MRI has become the main imaging protocol for NPC diagnosis because soft tissue contrast on MRI is superior to that on CT. The MRI-based radiomics features capture tumor characteristics in a quantitative form, and several previous works have proven the utility of such features for diagnosis14,15, prediction of treatment responses16,17 and prognosis estimation18. In this study, the prognostic values of MRI-based radiomics features were explored through different survival analysis methods, and the results demonstrated the prognostic value of these quantitative features.

Radiomics features were primarily selected before prognostic analysis, which focused on contour reproducibility and nonredundancy. Radiomics-related studies usually involve hundreds of features. This high-dimensional feature matrix requires a reasonable test of feature reliability for quality assurance and dimension reduction to avoid redundancy before being integrated as a prognostic signature19. Balagurunathan et al.20 proposed three indicators for radiomics feature selection, which were reproducibility, informativeness and nonredundancy. The features with high reproducibility provided high robustness and were considered to be reliable information for model building21.

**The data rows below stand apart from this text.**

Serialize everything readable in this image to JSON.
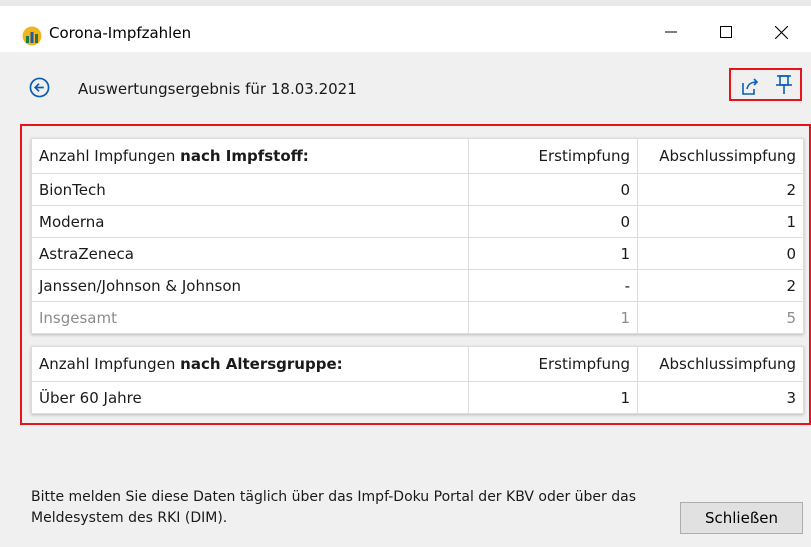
{
  "window": {
    "title": "Corona-Impfzahlen"
  },
  "header": {
    "title": "Auswertungsergebnis für 18.03.2021"
  },
  "vaccine_table": {
    "header_prefix": "Anzahl Impfungen ",
    "header_bold": "nach Impfstoff:",
    "col_first": "Erstimpfung",
    "col_final": "Abschlussimpfung",
    "rows": [
      {
        "name": "BionTech",
        "first": "0",
        "final": "2"
      },
      {
        "name": "Moderna",
        "first": "0",
        "final": "1"
      },
      {
        "name": "AstraZeneca",
        "first": "1",
        "final": "0"
      },
      {
        "name": "Janssen/Johnson & Johnson",
        "first": "-",
        "final": "2"
      }
    ],
    "total": {
      "name": "Insgesamt",
      "first": "1",
      "final": "5"
    }
  },
  "age_table": {
    "header_prefix": "Anzahl Impfungen ",
    "header_bold": "nach Altersgruppe:",
    "col_first": "Erstimpfung",
    "col_final": "Abschlussimpfung",
    "rows": [
      {
        "name": "Über 60 Jahre",
        "first": "1",
        "final": "3"
      }
    ]
  },
  "footer": {
    "notice": "Bitte melden Sie diese Daten täglich über das Impf-Doku Portal der KBV oder über das Meldesystem des RKI (DIM).",
    "close_label": "Schließen"
  },
  "colors": {
    "accent": "#0a5fb4",
    "highlight_border": "#e8131b"
  }
}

In the radiomics analysis of primary lesions, the clustering results showed significant correlations with patients’ T stage and overall stage but not N stage. The radiomics features in our study and patients’ T stage are both extensions of primary tumor imaging information. However, MRI-based radiomics features capture the spatial heterogeneity information inside the tumor22, while T staging is based on the distance and position of tumor invasion. The relationship between a patient’s radiomics pattern and clinical stage illustrates that the intratumoral heterogeneity generated by cellular and genetic variety can reflect the tumor malignancy level23. DMFS is considered more relevant to patient N stage24, which is determined based on metastatic lymph nodes. This observation is consistent with the result that the DMFS of patients was not significantly different between the two clustered groups in this study. Patients in the two clustered groups displayed different radiomics patterns and had significantly different DFS, OS, and LRFS in the clustering analysis. These differences illustrate the potential of certain radiomics pattern to supplement the tumor staging system25 as precise staging is crucial for NPC treatment design and patient prognosis.

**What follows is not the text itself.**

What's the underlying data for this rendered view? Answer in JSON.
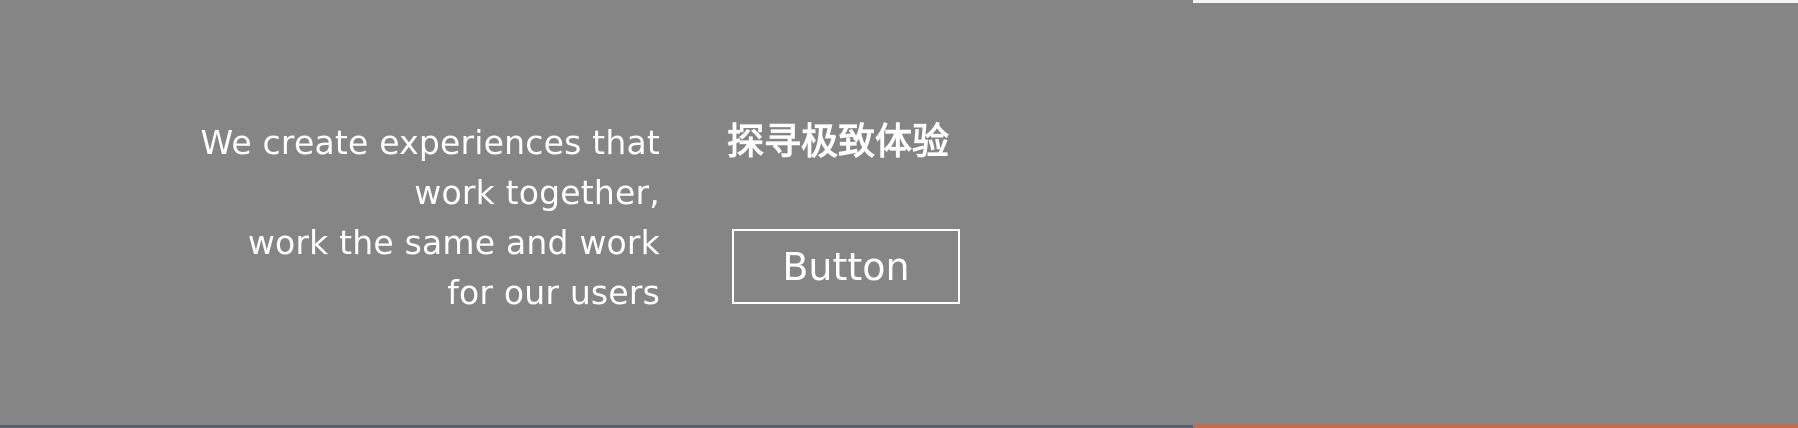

The radiomics signatures for DFS and OS developed in our study demonstrated effective prognostic estimation. Compared with clinical feature-based models, these signatures also showed an improvement for both DFS for OS in their discrimination performances. This improvement demonstrates that spatial heterogeneity inside the tumor provides complementary prognostic information. Stratified survival analyses in the validation cohort, as an application of the DFS radiomics signature, enhanced the accuracy of prognostic prediction after evaluating the patient risk from the signature. Therefore, the DFS signature can help physicians to reasonably adjust the treatment strategy and improve the quality of health care8. Two radiomics features, “LL_HIST.kurtosis” and “HL_GLCM.information_Measure_II” were shared in both the DFS and OS radiomics signatures. They captured essential tumor characteristics and might be general prognostic indicators. Parmar et al.26 studied CT-based radiomics features and found that their radiomics clusters could express the cancer phenotypic characteristics across different cancer types. Patients with higher “LL_HIST.kurtosis” and lower “HL_GLCM.information_Measure_II” presented higher risk of DFS and OS. Both higher “LL_HIST.kurtosis” and lower “HL_GLCM.information_Measure_II” suggest the dense and fine textures of high signals in T1-weighted contrast-enhanced MRI, which are usually indicative of vessels. This agrees with the theory that highly vascular tumors are more likely to progress and lead to poorer prognosis because of the abundant nutrition supplied by the vessels27,28. Therefore, integrating MRI-based radiomics with genomics studies21 could reveal the underlying mechanisms of tumor growth, such as regulation of angiogenesis.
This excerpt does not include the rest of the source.